I began my career writing “Pure Soap” for E! Entertainment, then worked for ABC Daytime on a wide variety of projects, including composing the Lauren-Marie Taylor (Stacy) introductions for the episodes which turned “Loving” into “The City.”
I spent almost a decade at Procter & Gamble Productions, where I produced the official “As the World Turns” and “Guiding Light” websites, and wrote the NYT best-selling tie-in books, “Oakdale Confidential,” “The Man From Oakdale” and “Jonathan’s Story.”
I love to watch soap operas. I love to read historical family sagas. And I love to write about both.
“Go On Pretending” doesn’t just feature Irna Phillips as a supporting character.

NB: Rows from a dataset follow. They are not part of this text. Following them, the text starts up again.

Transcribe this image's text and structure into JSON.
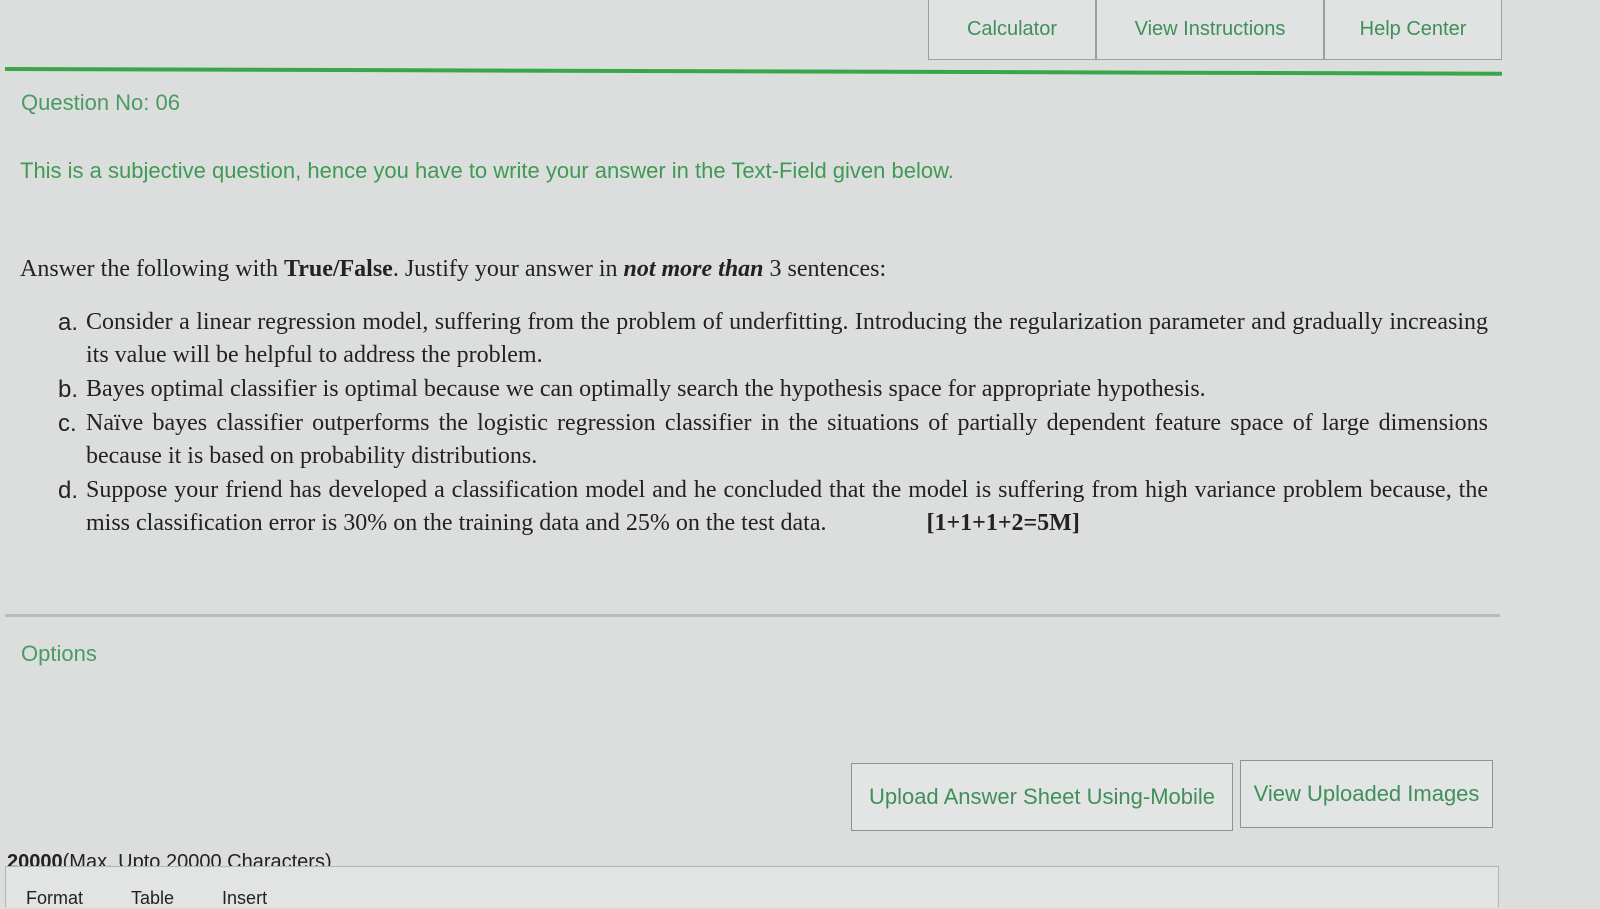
{
  "tabs": {
    "calculator": "Calculator",
    "view_instructions": "View Instructions",
    "help_center": "Help Center"
  },
  "question": {
    "number": "Question No: 06",
    "instruction": "This is a subjective question, hence you have to write your answer in the Text-Field given below.",
    "prompt": {
      "pre": "Answer the following with ",
      "bold": "True/False",
      "mid": ". Justify your answer in ",
      "bold_italic": "not more than",
      "post": " 3 sentences:"
    },
    "items": [
      {
        "label": "a.",
        "text": "Consider a linear regression model, suffering from the problem of underfitting. Introducing the regularization parameter and gradually increasing its value will be helpful to address the problem."
      },
      {
        "label": "b.",
        "text": "Bayes optimal classifier is optimal because we can optimally search the hypothesis space for appropriate hypothesis."
      },
      {
        "label": "c.",
        "text": "Naïve bayes classifier outperforms the logistic regression classifier in the situations of partially dependent feature space of large dimensions because it is based on probability distributions."
      },
      {
        "label": "d.",
        "text": "Suppose your friend has developed a classification model and he concluded that the model is suffering from high variance problem because, the miss classification error is 30% on the training data and 25% on the test data.",
        "marks": "[1+1+1+2=5M]"
      }
    ]
  },
  "options": {
    "heading": "Options"
  },
  "buttons": {
    "upload": "Upload Answer Sheet Using-Mobile",
    "view_uploaded": "View Uploaded Images"
  },
  "char_limit": {
    "value": "20000",
    "label": "(Max. Upto 20000 Characters)"
  },
  "editor_menu": [
    "Format",
    "Table",
    "Insert"
  ]
}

We’ve also got cameo appearances from “All My Children,” “One Life To Live” and “Loving” creator Agnes Nixon, “GL”’s Theo Goetz (Papa Bauer), Charita Bauer (Bert), and more!
“Go On Pretending” is my love letter to the genre, and to the fans who have supported it for close to 100 years now.
I can’t wait to hear what you all think of it!

I so appreciate Alina’s love for soaps. She’s a fun social media contributor, too. I’m looking forward to her new book.
Thank you so much G.L
Thank you so much, that’s so sweet of you to say!!